A policy of reducing staff while at the same time increasing the proportions of women and minorities runs the risk of “classic reverse discrimination,” Cowing says. He also notes that the space agency has a particular need to attract and retain the nation’s top scientists and engineers.

“Skin color and technical capabilities have no correlation,” he says.

All sides would most likely agree with that bottom line — that the key issues involve “diversity on the inside,” in the words of Jeri Brown, a white program manager in NASA’s Space and Life Sciences Directorate. She prefers to talk about how NASA is fostering the commercialization of space while preserving its traditional role as a research and development agency.

‘Rocket mentality’
Several NASA workers say they deal with the diversity issue by concentrating on the highly technical work at hand rather than skin color.

“Sometimes you sit in your meetings, and you just see a rainbow of people,” says C.L. Ross, a black manager involved in the International Space Station project. “It’s beautiful in a way, because everyone’s concentrating on one particular subject, whatever technical issue that might be. And it’s not about color, and it’s not about race, and it’s not about religion. It’s about (seeing) what you have to bring to the ballgame to help us win — and ‘win’ is, of course, building the space station and moving on to Mars.”

Gillette says the “rocket mentality” can pose a challenge.

“Sometimes, anything that doesn’t have to do with the rocket stuff is hard to deal with,” she says, “but if you understand this way of thinking, it’s my job to figure out how to communicate.”

As an example, she recalls how the space center came to establish a child care center, back in 1990: The committee in charge of the effort took a classic engineering approach, surveying other centers and analyzing what facilities were available within a 5-mile radius. The report submitted to the center’s top managers was packed with charts and tables.

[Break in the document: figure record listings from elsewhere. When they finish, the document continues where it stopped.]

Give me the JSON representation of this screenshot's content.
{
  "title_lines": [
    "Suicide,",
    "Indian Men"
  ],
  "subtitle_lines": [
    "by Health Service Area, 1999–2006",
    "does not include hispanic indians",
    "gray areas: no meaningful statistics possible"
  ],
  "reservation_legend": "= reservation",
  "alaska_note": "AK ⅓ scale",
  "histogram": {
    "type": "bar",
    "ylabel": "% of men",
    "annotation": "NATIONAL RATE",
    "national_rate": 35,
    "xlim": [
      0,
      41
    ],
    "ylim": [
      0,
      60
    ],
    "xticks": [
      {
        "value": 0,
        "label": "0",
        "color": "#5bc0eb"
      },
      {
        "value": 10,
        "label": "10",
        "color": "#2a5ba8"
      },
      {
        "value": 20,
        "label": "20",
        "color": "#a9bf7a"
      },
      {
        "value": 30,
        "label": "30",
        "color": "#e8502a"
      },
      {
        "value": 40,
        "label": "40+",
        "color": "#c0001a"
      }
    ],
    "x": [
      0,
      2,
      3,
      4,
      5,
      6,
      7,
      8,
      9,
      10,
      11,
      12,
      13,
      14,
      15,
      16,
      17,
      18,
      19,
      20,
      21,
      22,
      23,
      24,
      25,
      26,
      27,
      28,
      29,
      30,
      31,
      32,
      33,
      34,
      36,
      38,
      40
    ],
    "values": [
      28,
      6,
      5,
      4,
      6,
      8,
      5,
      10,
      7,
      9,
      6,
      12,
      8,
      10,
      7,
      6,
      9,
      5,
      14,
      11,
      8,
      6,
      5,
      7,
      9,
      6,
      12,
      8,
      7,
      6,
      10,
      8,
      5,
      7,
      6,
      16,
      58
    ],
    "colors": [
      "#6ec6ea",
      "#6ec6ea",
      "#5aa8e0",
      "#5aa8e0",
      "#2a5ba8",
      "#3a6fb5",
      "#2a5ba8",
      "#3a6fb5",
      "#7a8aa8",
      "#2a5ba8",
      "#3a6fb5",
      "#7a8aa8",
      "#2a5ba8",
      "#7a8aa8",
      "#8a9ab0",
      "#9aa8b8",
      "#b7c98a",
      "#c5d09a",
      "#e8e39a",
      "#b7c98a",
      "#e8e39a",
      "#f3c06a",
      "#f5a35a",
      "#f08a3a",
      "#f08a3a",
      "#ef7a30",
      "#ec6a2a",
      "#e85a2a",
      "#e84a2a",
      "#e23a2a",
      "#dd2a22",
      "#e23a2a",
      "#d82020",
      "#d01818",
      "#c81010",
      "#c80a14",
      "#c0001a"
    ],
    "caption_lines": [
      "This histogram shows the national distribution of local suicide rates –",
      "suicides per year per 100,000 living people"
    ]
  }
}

“We made the point because we put it in a language that they could communicate in, and we got our child care center,” she recalls. “Rather than being emotional and talking about ‘all these poor children,’ we used an approach they could understand.”

Does all this mean the mental attitude of the space pioneers who landed on the moon has gone out of date? Not at all, says Ross, who has worked at NASA since the heyday of Apollo. He contends that the competitive, can-do spirit embodied by moonwalkers and Mercury trailblazers is still very much alive and well.

“I think those guys would fit right in,” Ross says.